Dossier : 2002-2256(IT)G

ENTRE :

DIANE DU-PERRÉ,

appelante,

et

SA MAJESTÉ LA REINE,

intimée.

MOTIFS DU JUGEMENT

La juge Lamarre

[1]      L'appelante en appelle d'une cotisation établie par le ministre du Revenu national ( « Ministre » ) en vertu de l'article 160 de la Loi de l'impôt sur le revenu ( « Loi » ) par laquelle on lui réclame un montant de 32 866 $. L'article 160 se lit comme suit :

ARTICLE 160: Transfert de biens entre personnes ayant un lien de dépendance.

(1) Lorsqu'une personne a, depuis le 1er mai 1951, transféré des biens, directement ou indirectement, au moyen d'une fiducie ou de toute autre façon à l'une des personnes suivantes :

a) son époux ou conjoint de fait ou une personne devenue depuis son époux ou conjoint de fait;

b) une personne qui était âgée de moins de 18 ans;

c) une personne avec laquelle elle avait un lien de dépendance,

les règles suivantes s'appliquent :

d) le bénéficiaire et l'auteur du transfert sont solidairement responsables du paiement d'une partie de l'impôt de l'auteur du transfert en vertu de la présente partie pour chaque année d'imposition égale à l'excédent de l'impôt pour l'année sur ce que cet impôt aurait été sans l'application des articles 74.1 à 75.1 de la présente loi et de l'article 74 de la Loi de l'impôt sur le revenu, chapitre 148 des Statuts revisés du Canada de 1952, à l'égard de tout revenu tiré des biens ainsi transférés ou des biens y substitués ou à l'égard de tout gain tiré de la disposition de tels biens;

e) le bénéficiaire et l'auteur du transfert sont solidairement responsables du paiement en vertu de la présente loi d'un montant égal au moins élevé des montants suivants :

(i) l'excédent éventuel de la juste valeur marchande des biens au moment du transfert sur la juste valeur marchande à ce moment de la contrepartie donnée pour le bien,

(ii) le total des montants dont chacun représente un montant que l'auteur du transfert doit payer en vertu de la présente loi au cours de l'année d'imposition dans laquelle les biens ont été transférés ou d'une année d'imposition antérieure ou pour une de ces années;

aucune disposition du présent paragraphe n'est toutefois réputée limiter la responsabilité de l'auteur du transfert en vertu de quelque autre disposition de la présente loi.
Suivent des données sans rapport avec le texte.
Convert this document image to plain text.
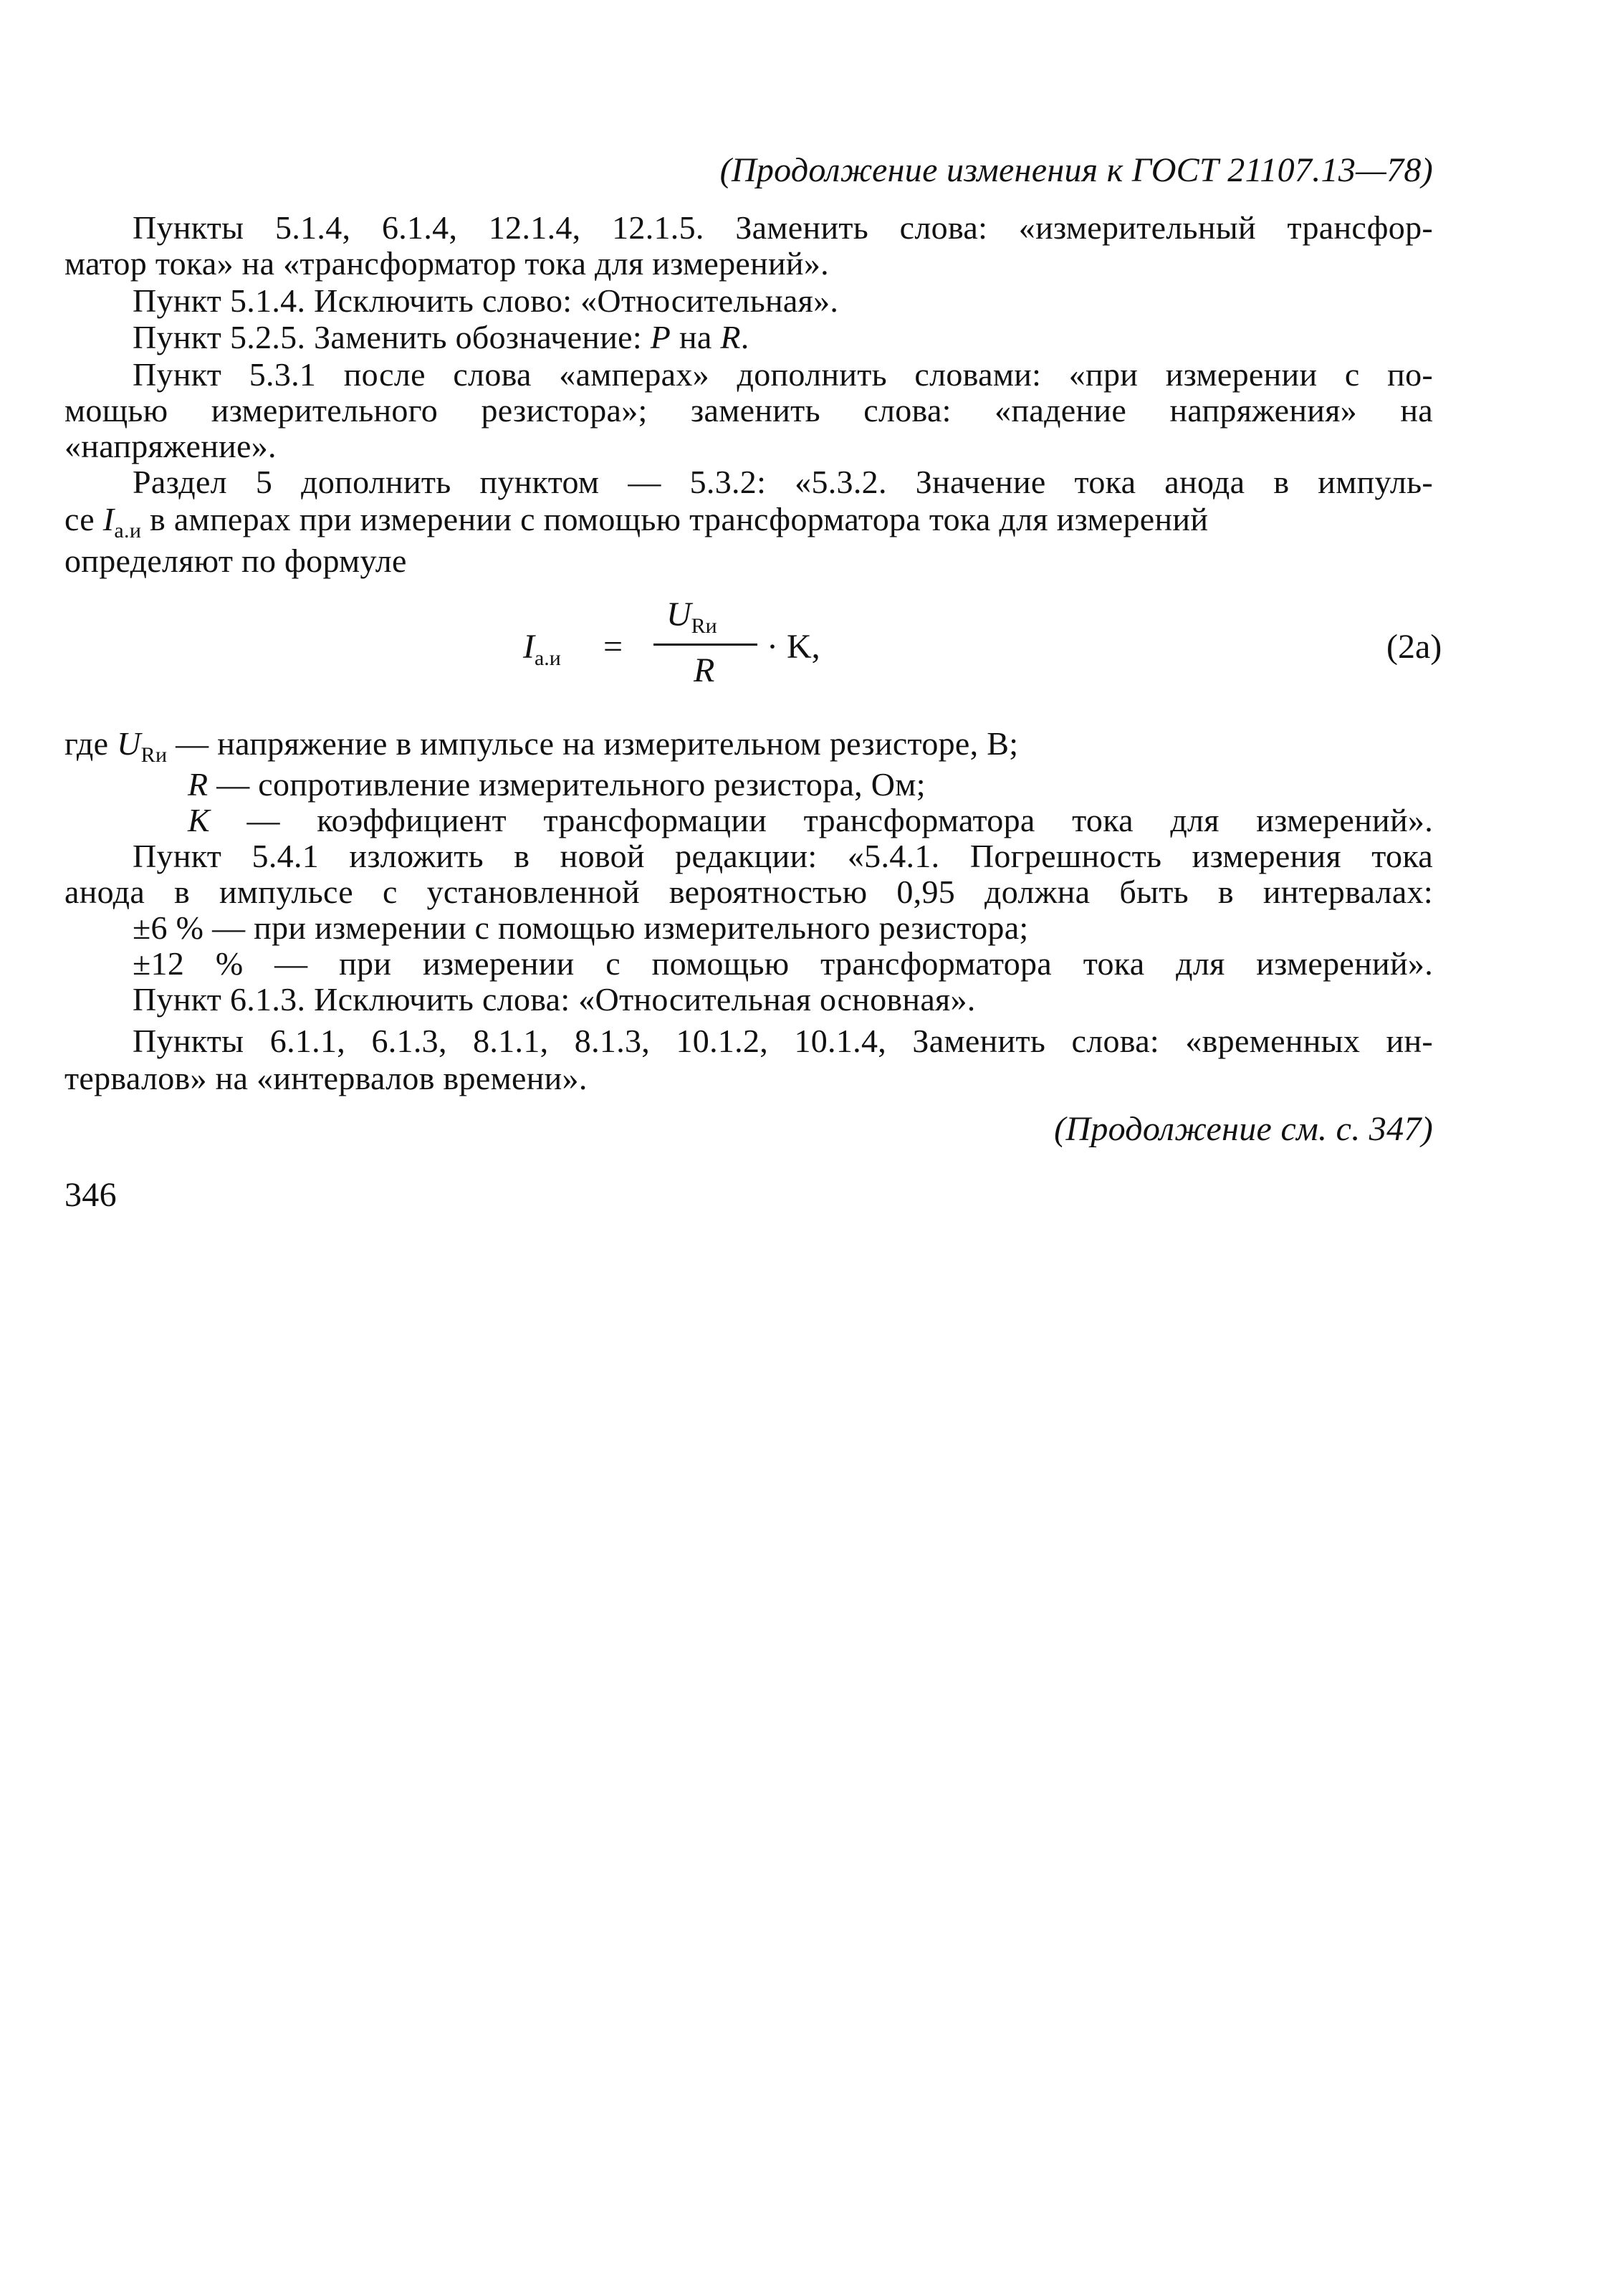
(Продолжение изменения к ГОСТ 21107.13—78)
Пункты 5.1.4, 6.1.4, 12.1.4, 12.1.5. Заменить слова: «измерительный трансфор-
матор тока» на «трансформатор тока для измерений».
Пункт 5.1.4. Исключить слово: «Относительная».
Пункт 5.2.5. Заменить обозначение: P на R.
Пункт 5.3.1 после слова «амперах» дополнить словами: «при измерении с по-
мощью измерительного резистора»; заменить слова: «падение напряжения» на
«напряжение».
Раздел 5 дополнить пунктом — 5.3.2: «5.3.2. Значение тока анода в импуль-
се $I_{а.и}$ в амперах при измерении с помощью трансформатора тока для измерений
определяют по формуле
$I_{а.и}$ =
$U_{Rи}$
R
· K,	(2а)
где $U_{Rи}$ — напряжение в импульсе на измерительном резисторе, В;
R — сопротивление измерительного резистора, Ом;
K — коэффициент трансформации трансформатора тока для измерений».
Пункт 5.4.1 изложить в новой редакции: «5.4.1. Погрешность измерения тока
анода в импульсе с установленной вероятностью 0,95 должна быть в интервалах:
±6 % — при измерении с помощью измерительного резистора;
±12 % — при измерении с помощью трансформатора тока для измерений».
Пункт 6.1.3. Исключить слова: «Относительная основная».
Пункты 6.1.1, 6.1.3, 8.1.1, 8.1.3, 10.1.2, 10.1.4, Заменить слова: «временных ин-
тервалов» на «интервалов времени».
(Продолжение см. с. 347)
346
[2]      Par cette cotisation en date du 16 août 2001, le Ministre tient l'appelante solidairement responsable, avec son conjoint Louis Leclair, du paiement du montant d'impôt (incluant pénalités et intérêts) dû par ce dernier, lors d'un transfert d'actions de la société 173832 Canada Inc. ( « société » ) et d'un « dû à l'actionnaire » , fait le 28 décembre 1996 au bénéfice de l'appelante (voir cotisation du 16 avril 2001, pièce I-1, onglet 24).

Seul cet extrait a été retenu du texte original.